The results of the present study confirm that PCR-RFLP helps in the presumptive identification of C. albicans, C. tropicalis, C. glabrata, C. krusei, C. parapsilosis, C. kefyr and C. guilliermondii, and are similar to other reports.17, 18, 19, 26 Although we report a C. albicans prevalence of 52%, it is less than the reported value in other studies (70–80%).27, 28 This could be because, over the last 10–30 years, non-C. albicans Candida (NCAC) species have emerged as important opportunistic pathogens in humans, due to improved diagnostic methods, altered medical practices, differences in patient groups or geographic location. Compared to other studies, we show higher incidence of C. tropicalis (24%) and C. glabrata (14.7%) and lower incidence of C. parapsilosis and C. kefyr,17, 29 while that of C. guilliermondii (1.3%) was similar.17, 30

The intriguing observation in our study was the difference in the distribution of the Candida spp. among the immunocompromised and immunocompetent patients: immunocompetent patients showed higher incidence of C. tropicalis, C. krusei, C. kefyr and C. albicans and a lower incidence of C. parapsilosis and C. guilliermondii, compared to immunocompromised patients.
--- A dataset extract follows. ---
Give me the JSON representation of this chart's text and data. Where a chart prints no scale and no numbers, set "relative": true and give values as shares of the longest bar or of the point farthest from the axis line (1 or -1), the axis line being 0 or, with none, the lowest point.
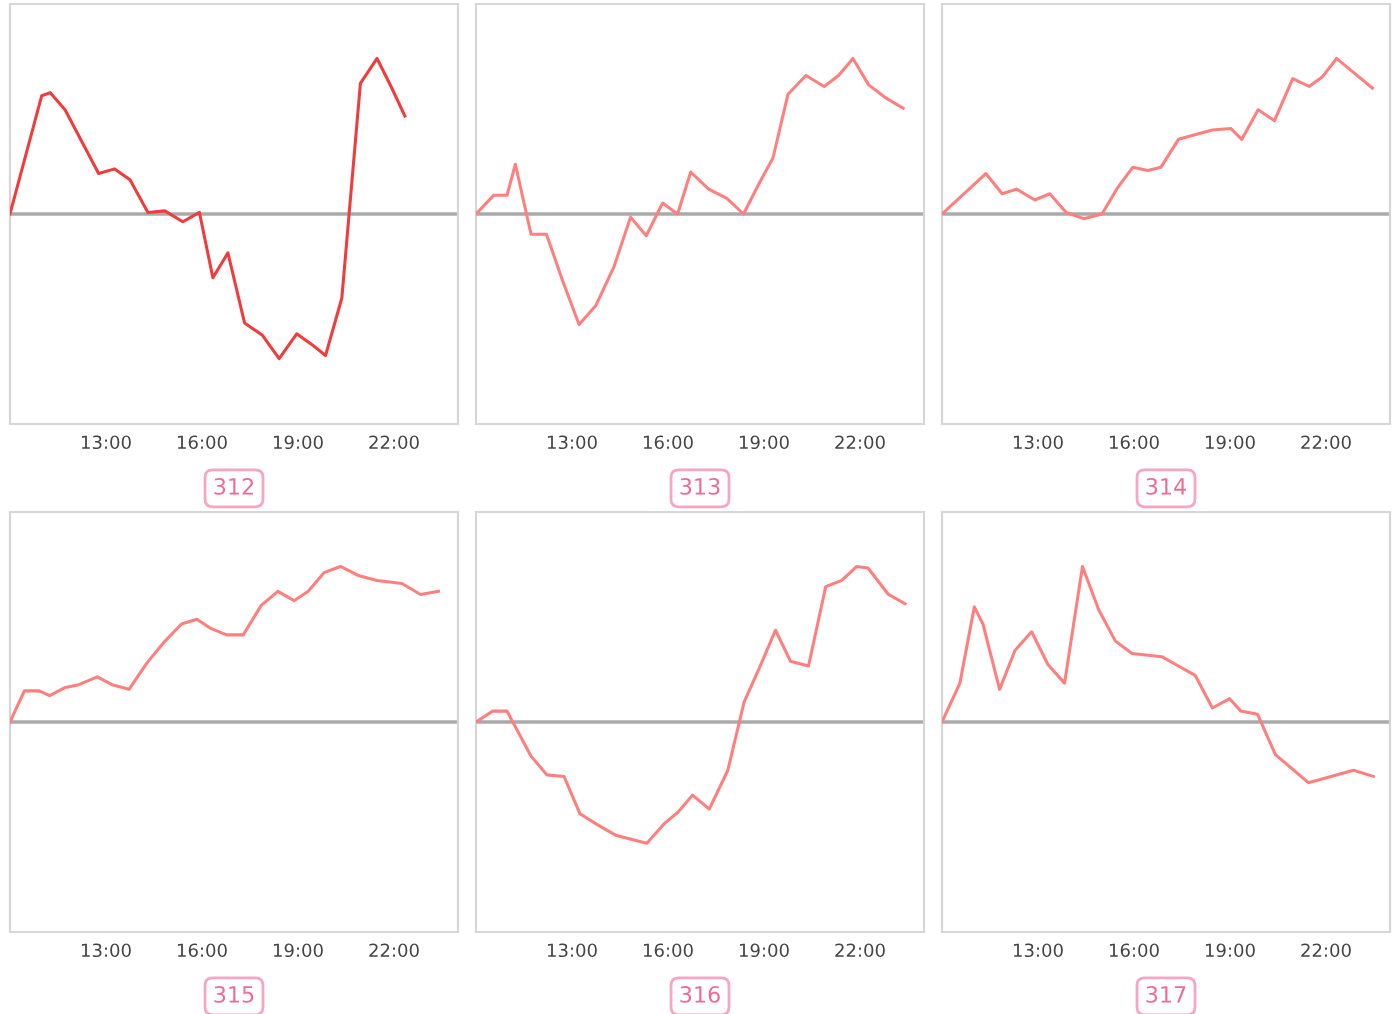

Thus, this study highlights that, Candida isolates can be successfully identified through PCR-RFLP and that such identification is important to show variation in the prevalence of Candida spp. among different patient groups, especially high risk patients with signs of clinical deterioration.

Conflict of interest

The authors declare no conflicts of interest.